Alpha 55 – in depth pros and cons
It’s taken me a long time to get round to writing a review of the Alpha 55. You don’t get to use a new type of camera very often, and this camera blends elements which have all been used before in a completely new way. This review is pretty from the point of view of the still photographer not the video shooter. This is a multi page report. There’s a lot of it. Please use the navigation for pages 1, 2, 3, 4, 5 and on to keep the pages a reasonable size – even if it’s rather hard to spot it… or click the Read More link to get it as one big scrolling monster.
First of all, it has the basic geometry of an Alpha system DSLR – the lens mount, the size of the darkchamber (also known as the mirror box), the APS-C 1.5X sensor. It even looks like an SLR with a top bulge shaped as if there was a prism there.
In fact, there is no prism. This bulge is much like the one found on the Konica Minolta Dimage A2, a familiar profile used to house a tiny electronic display screen and a powerful magnifying eyepiece. The display screen imitates a reflex focusing screen, and gets its image directly from the CMOS sensor. The experience is planned to be as much like looking through a conventional SLR optical finder as possible.

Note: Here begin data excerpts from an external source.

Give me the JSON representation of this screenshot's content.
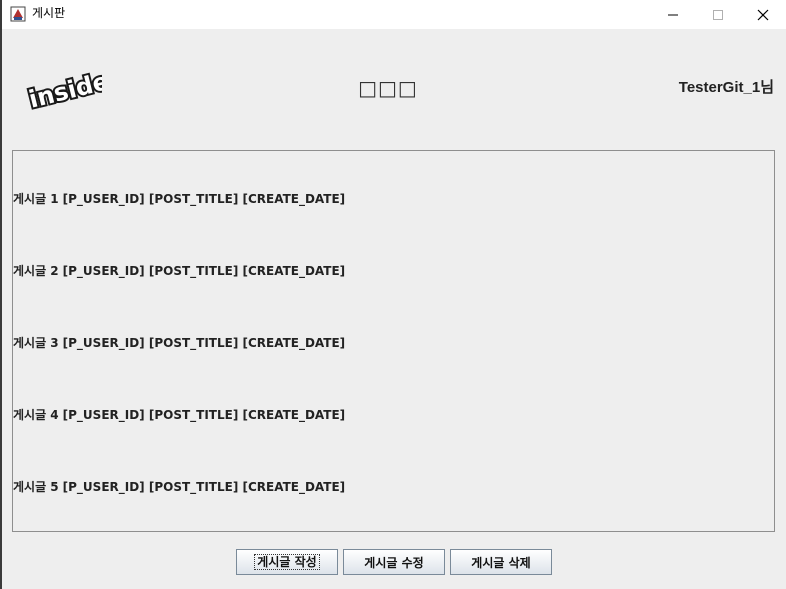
{
  "window": {
    "title": "게시판"
  },
  "header": {
    "title": "□□□",
    "user_label": "TesterGit_1님",
    "logo_text": "inside"
  },
  "posts": [
    {
      "label": "게시글 1",
      "fields": "[P_USER_ID] [POST_TITLE] [CREATE_DATE]"
    },
    {
      "label": "게시글 2",
      "fields": "[P_USER_ID] [POST_TITLE] [CREATE_DATE]"
    },
    {
      "label": "게시글 3",
      "fields": "[P_USER_ID] [POST_TITLE] [CREATE_DATE]"
    },
    {
      "label": "게시글 4",
      "fields": "[P_USER_ID] [POST_TITLE] [CREATE_DATE]"
    },
    {
      "label": "게시글 5",
      "fields": "[P_USER_ID] [POST_TITLE] [CREATE_DATE]"
    }
  ],
  "buttons": {
    "write_label": "게시글 작성",
    "edit_label": "게시글 수정",
    "delete_label": "게시글 삭제"
  },
  "icons": {
    "app": "java-cup-icon",
    "minimize": "minimize-icon",
    "maximize": "maximize-icon",
    "close": "close-icon"
  }
}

Cameras like the A2 used (and still use) contrast detection autofocus, where the sharpness of the image received by the sensor is measured while the lens adjusts its focus setting. This requires a focus motor which can move in very small increments both ways, so that the sharpness can be ‘homed in’ on using a fast cycle of overshooting the maximum contrast in both directions. With a high contrast target, this oscillating ‘wave’ rapidly finds its peak response; with a poor target, it may take longer by performing this micro-hunting process for longer.

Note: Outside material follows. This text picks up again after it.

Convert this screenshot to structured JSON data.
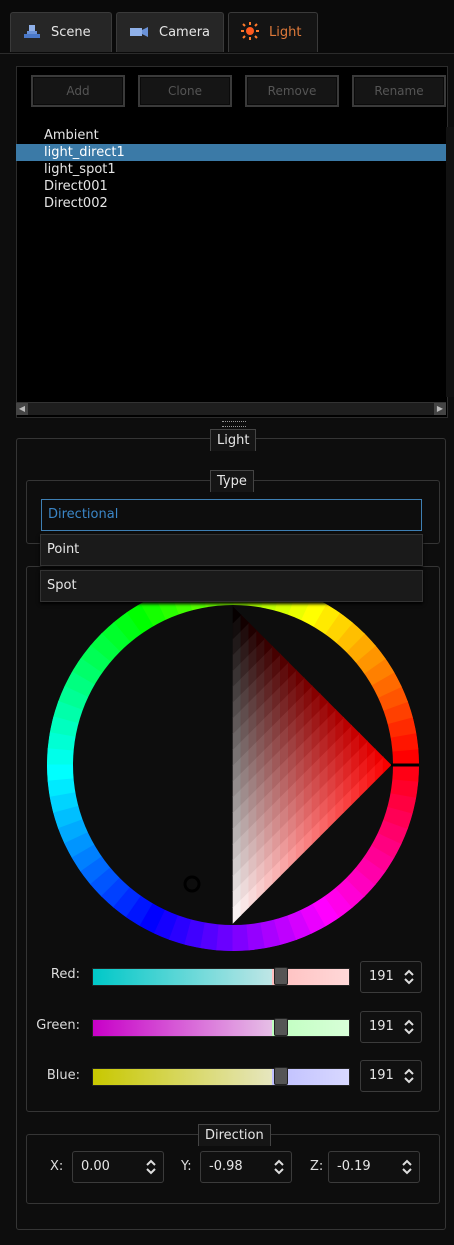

The lenses made for the Alpha A-mount don’t have the kind of focus drive or motor which can perform this cycle as efficiently. Those with screw drive can not do it smoothly, sometimes not at all. Those with SSM or the new SAM (a motor designed to overcome the problem) can home in, but nor very quickly. They are all really designed to work with a separate focus detector, the AF module known as a Phase Detector.

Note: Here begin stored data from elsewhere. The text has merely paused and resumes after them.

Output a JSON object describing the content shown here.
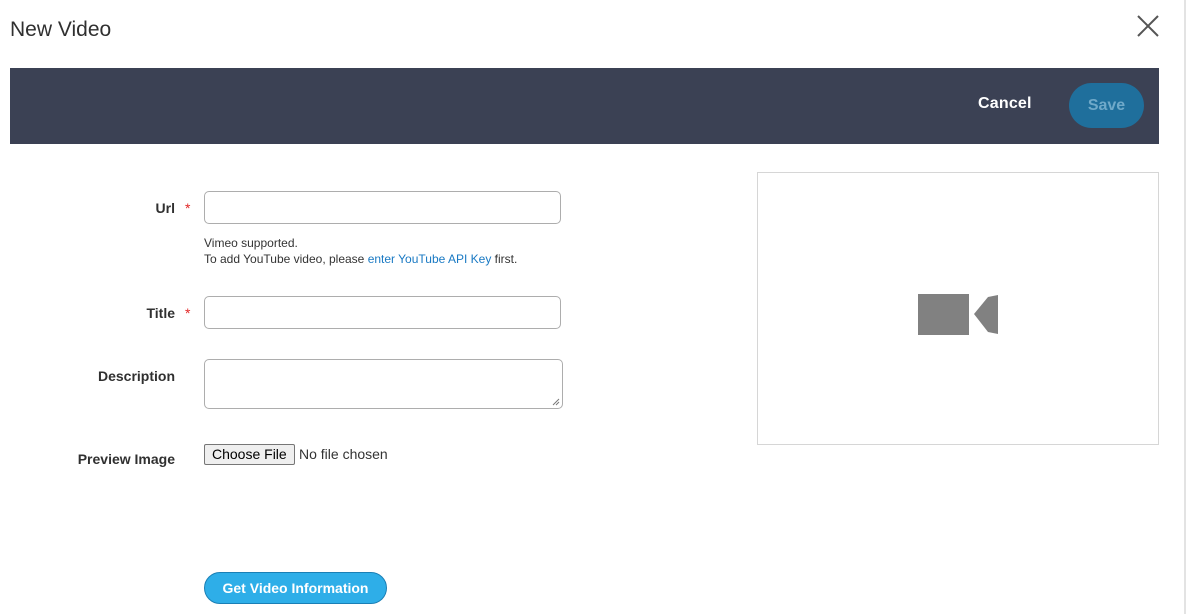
{
  "modal": {
    "title": "New Video"
  },
  "toolbar": {
    "cancel_label": "Cancel",
    "save_label": "Save"
  },
  "form": {
    "url": {
      "label": "Url",
      "required_mark": "*",
      "value": "",
      "note_line1": "Vimeo supported.",
      "note_line2_prefix": "To add YouTube video, please ",
      "note_link": "enter YouTube API Key",
      "note_line2_suffix": " first."
    },
    "title": {
      "label": "Title",
      "required_mark": "*",
      "value": ""
    },
    "description": {
      "label": "Description",
      "value": ""
    },
    "preview_image": {
      "label": "Preview Image",
      "button_label": "Choose File",
      "status": "No file chosen"
    },
    "get_info_label": "Get Video Information"
  },
  "preview": {
    "icon": "video-camera-icon"
  },
  "colors": {
    "toolbar_bg": "#3b4154",
    "save_bg": "#1f6f9c",
    "accent": "#2eaee8",
    "link": "#1979c3",
    "required": "#e22626"
  }
}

Phase Contrast Detection (its full name) works very differently. It compares two images, which are formed by using secondary lenses that ‘see’ the image from two positions behind the taking lens. The luminance value of the image is measured using a sensor strip – a row of pixels. You could compare the result with a graph. Each lens creates a nearly identical graph, but when the image is out of focus the contour of these two simple forms is at a different position on that lens’s row of pixels.
By comparing the two linear images, the system can tell not only whether they are offset or coincident, but in which direction to focus the lens to bring them into phase. This is what Contrast Detection can’t do and Phase Detection can do. It can, for the same reason, be programmed for Predictive AF which adjusts the lens in line with the measured speed of phase shift. Modern AF systems use multiple sensors, some with crossed or multiple parallel linear arrays and secondary lenses which respond to different aperture taking lenses.
The challenge facing Sony was to design a camera which could shoot live video, and continuously refocus any Alpha system lens – that meant having a Phase Detection sensor. This would have to be able to receive the image forming light at the same time that the main sensor was doing so. In regular DSLR cameras, that does not happen. A system of mirrors diverts some light to the AF module, the rest goes to the optical viewfinder, and when the picture is taken both of these are bypassed and all the image goes to the sensor.